Monday, 14 June 2010

It’s a point of interest to keep an eye out on the latest endeavours to make us smokers feel guilty for our dirty little habit. A few years ago it was decided that we couldn’t see the death warnings on packets properly and therefore didn’t know that smoking kills. So they were made
more prominent, which just gave us something else to become desensitised to. It was a token effort to show that our Government cares about us.

The warnings themselves became something of a joke, with mock versions being sold online as stickers that could be placed over the real
warnings. So instead of ‘Smoking when
pregnant may harm your baby;’ you had ‘Smoking looks cool.’ More importantly, after you’ve read all of the warnings once, there’s no reason to read it again. Just like I don’t read the ‘Premium Quality’underneath the Drum logo on my tobacco pouch, I can just as easily pay no heed
to warnings of impending doom and low sperm counts.

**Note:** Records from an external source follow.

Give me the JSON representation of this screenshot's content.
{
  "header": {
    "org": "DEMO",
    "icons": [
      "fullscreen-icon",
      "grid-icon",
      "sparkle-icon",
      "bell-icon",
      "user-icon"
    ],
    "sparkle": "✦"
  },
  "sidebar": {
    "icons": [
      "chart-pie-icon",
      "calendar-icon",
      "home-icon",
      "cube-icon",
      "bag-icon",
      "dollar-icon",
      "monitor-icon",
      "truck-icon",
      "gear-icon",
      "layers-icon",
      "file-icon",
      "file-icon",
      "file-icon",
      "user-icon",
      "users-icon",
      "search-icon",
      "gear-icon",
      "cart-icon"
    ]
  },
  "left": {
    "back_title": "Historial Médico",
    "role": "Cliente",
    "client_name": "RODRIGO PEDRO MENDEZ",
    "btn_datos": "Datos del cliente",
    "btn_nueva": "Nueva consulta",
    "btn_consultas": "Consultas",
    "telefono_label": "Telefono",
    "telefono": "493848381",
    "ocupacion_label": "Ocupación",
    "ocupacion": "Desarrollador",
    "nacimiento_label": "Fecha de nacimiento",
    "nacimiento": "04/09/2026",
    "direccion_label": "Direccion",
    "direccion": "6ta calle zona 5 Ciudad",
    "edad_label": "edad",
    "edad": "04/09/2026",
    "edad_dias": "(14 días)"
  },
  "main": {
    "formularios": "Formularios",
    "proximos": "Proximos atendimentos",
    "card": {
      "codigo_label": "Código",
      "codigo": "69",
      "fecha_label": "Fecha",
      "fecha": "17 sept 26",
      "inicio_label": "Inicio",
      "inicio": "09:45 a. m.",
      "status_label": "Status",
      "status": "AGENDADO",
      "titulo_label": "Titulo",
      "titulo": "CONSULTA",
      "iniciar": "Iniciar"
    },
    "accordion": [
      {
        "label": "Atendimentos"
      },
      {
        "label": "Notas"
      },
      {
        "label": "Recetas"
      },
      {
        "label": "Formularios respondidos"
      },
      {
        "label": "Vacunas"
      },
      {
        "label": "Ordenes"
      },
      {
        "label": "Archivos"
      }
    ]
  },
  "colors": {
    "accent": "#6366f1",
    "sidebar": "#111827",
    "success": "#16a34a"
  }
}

Probably noticing the same thing, the Health Authority has tarted up the warnings to make us think about the message again. Gone is the subtlety of the black on white,we now have white on black, with a bit of red chucked on the most deadly words,tabloid-style.

So where simple but prominent lettering has so obviouslyfailed to make us realise that smoking is bad for our health, it seems that we need to follow many other countries and pop a few illustrations to back the point up. When I was in Australia I was treated to some pretty savage pictures of gangrenous feet and dying smokers.



When I originally wrote this blog, there was a whole section in it about how pussy the whole approach was over here. For the ‘smokers die younger’ warning, we are treated to a shot of the largely covered corpse of someone who appears to have lived to a reasonable age. The ‘protect
children…’ approach is to show some smoke next to a soft focus shot of an infant’s head. The sperm-count warning is a pleasant enough image of some white tadpoles magnified. Nothing to really make me change my mind. The impotence once even makes me laugh out loud.





Then I saw the throat tumour. Not pleasant.
Neither was the mouth cancer shot. The throat tumour in particular shocked me a little, mainly because it seemed to have hair growing out of it. The problem is that I then showed said picture to as many people as possible, and in doing so it has lost all meaning to me. Smokers are a belligerent breed. We stop eating British beef when mad cow disease shows up, and we wouldn’t eat salmonella infested eggs, but we know
that smoking damages our health and we carry on regardless.



We may often feel obliged to say that we want to quit, butin many cases that’s just because we feel that we have to. It’s going to take more than coloured letters and ominous images to make us really think twice about what we’re doing to ourselves.

As smoking is a proven killer and a genuine drain on NHS resources, as well as being harmful to children, a sperm-count reducer and a
fast-track to cancer, then the Government should do the decent thing and make it illegal. They could use the smoking revenue from one year to work on rehabilitating all of us addicts and eradicate the problem forever.

But of course there’s money in them there smokers, isn’t there? With all we know about health, the Government can’t be seen to support smokers, but they sure as hell don’t want us all to stop. Smokers help with the pension shortfall, what with our reduced life expectancy and all. Each day smokers are putting more money in the pot, and the tax we pay on each fix would be sorely missed by the economy.

So instead we get the aesthetic hard line. Yet another pointless initiative that probably costs millions in steering groups and policy making. It’s ticking a few boxes for the time being. But if the point is going to be made, perhaps they should just cut the crap and make us wear t-shirts all of the time with flashing images of children with emphysema mixed in with someone
going through the final stages of throat cancer. Former smokers with voice boxes should stand
outside every shop that sells tobacco, buzzing out the warnings in a Dalek style.

It might make us think a bit more than the current half-arsed endeavours. They should at least pretend that they mean it.